Data breach at billing provider La Perouse impacted patients of 7 hospital groups

A data breach at a Las Vegas-based medical billing company in 2025 compromised the personal and healthcare information of patients who availed treatment at seven major hospital groups in the US.

 

La Perouse, a Las Vegas-based revenue cycle management company, announced through a data security incident notice posted on its website that if suffered customer data breach from one of its third-party billing platforms.

 

The medical billing company said that it discovered unauthorised access to the third-party billing platform on July 8, 2025, and immediately took steps to secure its network environment and engaged external cyber security specialists to conduct a forensic investigation into the nature and scope of the cyber incident.

 

"The investigation determined that an unauthorised party had gained access to an account within the billing platform and, during that time, copied files stored on the platform," La Perouse said. "There was no unauthorized access or impact to La Perouse’s own network environment."

 

The medical billing company did not state when the initial infiltration occurred or for how long did malicious actors maintain their access to the third-party billing platform. 

 

"Based on the investigative findings, La Perouse diligently reviewed the potentially impacted files to identify and catalog the types of information present within them and any individuals to whom the information related. After completing this review, La Perouse mailed notice letters to individuals for whom address information was available," the company said.

 

According to La Perouse, the data breach compromised the personal information of individuals who underwent treatment at seven major hospital groups. These are Beach Emergency Medical Associates, Centinela Freeman Emergency Medical Associates, Chino Emergency Medical Associates, Hollywood Presbyterian Emergency Medical Associates, Montclair Emergency Medical Associates, Tarzana Emergency Medical Associates, and Temecula Valley Hospitalist Medical Group. 

 

La Perouse reported the data security incident to the Office of the California Attorney General on May 28, but did not share the number of individuals whose information was compromised during the data breach incident.

 

The company said it completed its investigation into the data security incident in the spring of 2026 and was able to determine that information stolen by the hackers included patients’ names, dates of birth, Social Security numbers, driver’s license or state identification card numbers, patient identification and medical record numbers, medical information, and health insurance information.

 

"La Perouse offered at least 12 months of complimentary credit monitoring and identity theft restoration services to all individuals to help protect their identity along with resources and further information on how individuals can protect against identify theft and fraud," it added.
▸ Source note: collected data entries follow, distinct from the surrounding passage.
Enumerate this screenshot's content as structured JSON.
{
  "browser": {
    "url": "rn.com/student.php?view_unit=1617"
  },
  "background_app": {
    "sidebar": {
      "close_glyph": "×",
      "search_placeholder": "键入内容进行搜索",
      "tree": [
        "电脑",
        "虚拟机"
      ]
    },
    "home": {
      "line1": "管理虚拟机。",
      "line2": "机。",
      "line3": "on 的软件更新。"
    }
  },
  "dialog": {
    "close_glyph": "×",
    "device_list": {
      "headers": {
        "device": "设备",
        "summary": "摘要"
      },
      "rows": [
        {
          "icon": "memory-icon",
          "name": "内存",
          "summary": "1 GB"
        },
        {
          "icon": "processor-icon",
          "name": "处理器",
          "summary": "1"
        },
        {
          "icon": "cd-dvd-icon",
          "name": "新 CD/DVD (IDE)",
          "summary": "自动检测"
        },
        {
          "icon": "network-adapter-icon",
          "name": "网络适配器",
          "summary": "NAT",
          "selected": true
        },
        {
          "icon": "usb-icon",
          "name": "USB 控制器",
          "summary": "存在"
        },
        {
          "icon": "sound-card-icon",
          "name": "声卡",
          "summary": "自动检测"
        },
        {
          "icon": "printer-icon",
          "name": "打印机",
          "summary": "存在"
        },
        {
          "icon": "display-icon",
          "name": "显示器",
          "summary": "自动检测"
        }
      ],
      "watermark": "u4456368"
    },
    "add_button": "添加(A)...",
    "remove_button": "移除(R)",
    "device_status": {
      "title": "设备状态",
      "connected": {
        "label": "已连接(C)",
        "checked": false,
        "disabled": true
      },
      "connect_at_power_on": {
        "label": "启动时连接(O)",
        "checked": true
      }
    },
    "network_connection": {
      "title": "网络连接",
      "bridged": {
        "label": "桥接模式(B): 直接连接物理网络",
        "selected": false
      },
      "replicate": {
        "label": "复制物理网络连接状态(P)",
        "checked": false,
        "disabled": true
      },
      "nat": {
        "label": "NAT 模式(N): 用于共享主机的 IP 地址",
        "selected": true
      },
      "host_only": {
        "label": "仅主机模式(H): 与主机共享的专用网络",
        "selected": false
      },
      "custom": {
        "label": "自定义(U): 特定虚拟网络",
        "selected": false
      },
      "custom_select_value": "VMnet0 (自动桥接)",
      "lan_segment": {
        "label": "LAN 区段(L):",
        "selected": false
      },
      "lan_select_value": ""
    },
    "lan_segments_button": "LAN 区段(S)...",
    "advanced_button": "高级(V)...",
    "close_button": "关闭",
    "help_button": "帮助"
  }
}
The company added that after discovering the security incident, it worked with its third-party billing platform to ensure that any additional technical safeguards, enhanced security measures, and updated policies and procedures were implemented to mitigate against the risk of future issues. 

 

"La Perouse encourages individuals to remain vigilant against incidents of identity theft and fraud by reviewing their account statements, explanation of benefits forms, and monitoring their free credit reports for suspicious activity and to detect errors," it added.